Brent had a tendency to come up big in critical situations, and make big play after big play. “Big Play” totaled three defensive touchdowns in his career, an extremely high mark for an interior defensive lineman. Arguably, the most memorable of those touchdowns was his pick-six against Colorado in 2005. Curvey sensed a screen pass and stood right in the path of the throw, taking in back to the house for a Cyclone score.
Curvey finished his Iowa State career with 17 sacks and 222 total tackles. The Cyclone defender was named All Big 12 Defensive Lineman in 2005 as well as many awards within the Iowa State program. Before his senior season, Sporting News rated Curvey as one of the nation’s top 20 defensive lineman.

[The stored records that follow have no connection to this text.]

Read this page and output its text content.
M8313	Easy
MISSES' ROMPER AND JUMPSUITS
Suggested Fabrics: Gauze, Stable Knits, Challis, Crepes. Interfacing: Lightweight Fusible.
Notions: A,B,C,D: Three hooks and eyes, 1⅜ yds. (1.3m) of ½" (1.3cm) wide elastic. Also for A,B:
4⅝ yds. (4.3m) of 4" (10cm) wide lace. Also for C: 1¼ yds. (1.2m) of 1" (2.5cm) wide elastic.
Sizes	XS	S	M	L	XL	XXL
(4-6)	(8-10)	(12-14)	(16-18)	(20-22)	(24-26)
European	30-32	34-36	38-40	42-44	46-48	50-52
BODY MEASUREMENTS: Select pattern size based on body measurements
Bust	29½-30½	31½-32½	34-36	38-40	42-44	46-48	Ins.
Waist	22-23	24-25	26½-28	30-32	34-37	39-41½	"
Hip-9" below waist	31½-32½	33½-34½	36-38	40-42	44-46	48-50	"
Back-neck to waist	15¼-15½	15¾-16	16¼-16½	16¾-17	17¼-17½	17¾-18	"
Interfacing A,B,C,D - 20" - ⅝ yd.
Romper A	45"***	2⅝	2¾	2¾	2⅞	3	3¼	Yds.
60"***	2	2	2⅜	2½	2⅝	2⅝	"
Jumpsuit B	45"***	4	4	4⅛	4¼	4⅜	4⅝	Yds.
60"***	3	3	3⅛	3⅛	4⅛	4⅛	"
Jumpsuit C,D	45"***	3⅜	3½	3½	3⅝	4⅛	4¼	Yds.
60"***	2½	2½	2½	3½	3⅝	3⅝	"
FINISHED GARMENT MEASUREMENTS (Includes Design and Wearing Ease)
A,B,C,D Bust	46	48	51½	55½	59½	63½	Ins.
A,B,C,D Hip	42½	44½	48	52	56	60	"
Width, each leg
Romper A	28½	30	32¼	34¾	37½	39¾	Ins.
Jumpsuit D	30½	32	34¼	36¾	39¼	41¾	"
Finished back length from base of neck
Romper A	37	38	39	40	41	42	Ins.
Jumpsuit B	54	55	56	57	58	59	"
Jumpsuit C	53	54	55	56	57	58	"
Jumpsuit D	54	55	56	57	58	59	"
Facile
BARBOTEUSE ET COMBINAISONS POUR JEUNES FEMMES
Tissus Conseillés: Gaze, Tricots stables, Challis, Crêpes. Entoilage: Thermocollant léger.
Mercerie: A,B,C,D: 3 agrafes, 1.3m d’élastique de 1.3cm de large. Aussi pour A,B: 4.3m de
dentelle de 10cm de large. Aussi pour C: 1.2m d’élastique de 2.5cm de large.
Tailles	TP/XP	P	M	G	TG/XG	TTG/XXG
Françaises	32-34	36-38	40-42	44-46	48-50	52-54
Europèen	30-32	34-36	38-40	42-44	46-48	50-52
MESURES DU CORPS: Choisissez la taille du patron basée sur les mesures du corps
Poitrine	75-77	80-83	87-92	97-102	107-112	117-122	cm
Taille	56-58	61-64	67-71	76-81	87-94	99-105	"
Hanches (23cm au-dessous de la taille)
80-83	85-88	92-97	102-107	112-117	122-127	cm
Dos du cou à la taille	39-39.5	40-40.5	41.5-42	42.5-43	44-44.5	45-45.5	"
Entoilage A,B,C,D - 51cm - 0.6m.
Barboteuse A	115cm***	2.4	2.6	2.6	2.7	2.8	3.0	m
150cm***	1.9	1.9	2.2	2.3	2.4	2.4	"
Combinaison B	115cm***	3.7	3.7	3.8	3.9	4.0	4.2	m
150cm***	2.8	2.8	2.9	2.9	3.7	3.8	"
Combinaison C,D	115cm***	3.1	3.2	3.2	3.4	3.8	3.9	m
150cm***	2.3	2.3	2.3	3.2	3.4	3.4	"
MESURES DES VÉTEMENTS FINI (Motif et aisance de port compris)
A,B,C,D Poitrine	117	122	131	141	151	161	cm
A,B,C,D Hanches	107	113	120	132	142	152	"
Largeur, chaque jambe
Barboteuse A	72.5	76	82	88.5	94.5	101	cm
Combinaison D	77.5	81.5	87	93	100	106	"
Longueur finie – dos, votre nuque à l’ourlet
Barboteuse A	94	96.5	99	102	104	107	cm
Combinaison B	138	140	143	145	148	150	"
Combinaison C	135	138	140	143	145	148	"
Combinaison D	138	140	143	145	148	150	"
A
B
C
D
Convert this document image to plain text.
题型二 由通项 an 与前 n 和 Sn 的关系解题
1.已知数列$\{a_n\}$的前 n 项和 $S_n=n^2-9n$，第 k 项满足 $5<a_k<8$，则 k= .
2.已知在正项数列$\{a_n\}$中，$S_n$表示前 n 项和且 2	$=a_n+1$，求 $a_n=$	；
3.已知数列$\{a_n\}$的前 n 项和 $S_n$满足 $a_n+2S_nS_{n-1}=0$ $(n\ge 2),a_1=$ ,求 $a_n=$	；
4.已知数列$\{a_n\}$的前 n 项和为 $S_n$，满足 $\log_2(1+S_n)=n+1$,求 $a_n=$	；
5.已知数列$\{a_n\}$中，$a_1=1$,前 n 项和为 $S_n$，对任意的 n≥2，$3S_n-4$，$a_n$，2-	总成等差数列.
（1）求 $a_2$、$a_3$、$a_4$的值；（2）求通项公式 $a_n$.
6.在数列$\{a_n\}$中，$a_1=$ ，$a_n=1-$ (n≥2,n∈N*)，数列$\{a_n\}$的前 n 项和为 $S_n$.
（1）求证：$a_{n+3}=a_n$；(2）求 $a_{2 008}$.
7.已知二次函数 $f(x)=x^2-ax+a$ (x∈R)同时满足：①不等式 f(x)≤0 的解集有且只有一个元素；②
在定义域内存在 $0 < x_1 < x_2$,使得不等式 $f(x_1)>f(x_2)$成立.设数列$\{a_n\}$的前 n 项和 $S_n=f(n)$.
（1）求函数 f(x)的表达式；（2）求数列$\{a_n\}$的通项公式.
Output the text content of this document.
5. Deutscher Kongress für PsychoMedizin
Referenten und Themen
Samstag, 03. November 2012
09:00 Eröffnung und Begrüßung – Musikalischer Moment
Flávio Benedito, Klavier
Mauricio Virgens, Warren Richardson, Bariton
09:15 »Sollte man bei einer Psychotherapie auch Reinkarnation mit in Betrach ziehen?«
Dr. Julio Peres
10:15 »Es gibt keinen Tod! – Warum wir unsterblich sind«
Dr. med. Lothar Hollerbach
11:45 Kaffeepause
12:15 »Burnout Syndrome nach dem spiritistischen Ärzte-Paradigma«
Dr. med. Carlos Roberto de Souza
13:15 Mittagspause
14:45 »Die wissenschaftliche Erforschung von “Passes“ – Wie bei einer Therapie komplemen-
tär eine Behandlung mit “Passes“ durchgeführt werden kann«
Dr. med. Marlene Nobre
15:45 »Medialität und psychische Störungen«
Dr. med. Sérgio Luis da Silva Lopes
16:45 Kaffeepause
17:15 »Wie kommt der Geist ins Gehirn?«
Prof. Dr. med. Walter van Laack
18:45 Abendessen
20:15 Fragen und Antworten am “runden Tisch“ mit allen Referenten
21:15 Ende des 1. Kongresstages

47. Tim Dobbins, Linebacker 2004-2005
Tim Dobbins was an instant impact player for Dan McCarney when he transferred to Iowa State from Copiah-Lincoln Community College in 2004. Dobbins was named Big 12 Defensive Newcomer after the 2004 season. That season, Dobbins recorded 61 total tackles as well as intercepting two passes which included one that helped seal a win over Nebraska. He helped paved the way for Iowa State to snag a bowl win in the Independence Bowl.
During the 2005 season, Dobbins earned all Big 12 honors while making 96 total tackles and one interception. His efforts helped lead Iowa State to the EV1.net Houston Bowl that season. While Dobbins; time at Iowa State was short, his impact on the defensive side of the football will be remembered by Iowa State fans for a long time.
46. Jason Berryman, Defensive End 2003-2005
Jason Berryman may have been one of the most talented players to ever play for Dan McCarney during his time at Iowa State, but he would ultimately find himself making some poor decisions off the field, which led to his dismissal from the team in 2006.
During the 2003 season Berryman burst on to the scene, being named Big 12 Defensive Newcomer of the Year while finishing second on the team with 110 total tackles, leading all NCAA freshman that year. Berryman recorded a career high 16 tackles with one sack against Kansas State that season.
Berryman would sit the 2004 season out after serving a jail sentence, but would return to the team for the 2005 season and lead the Cyclones to the Houston Bowl on the back of 60 total tackles and four sacks. He would play one of his best games in a Cyclone in Houston, totaling 12 tackles and 3.5 sacks in the bowl game, which would be his final game as a Cyclone.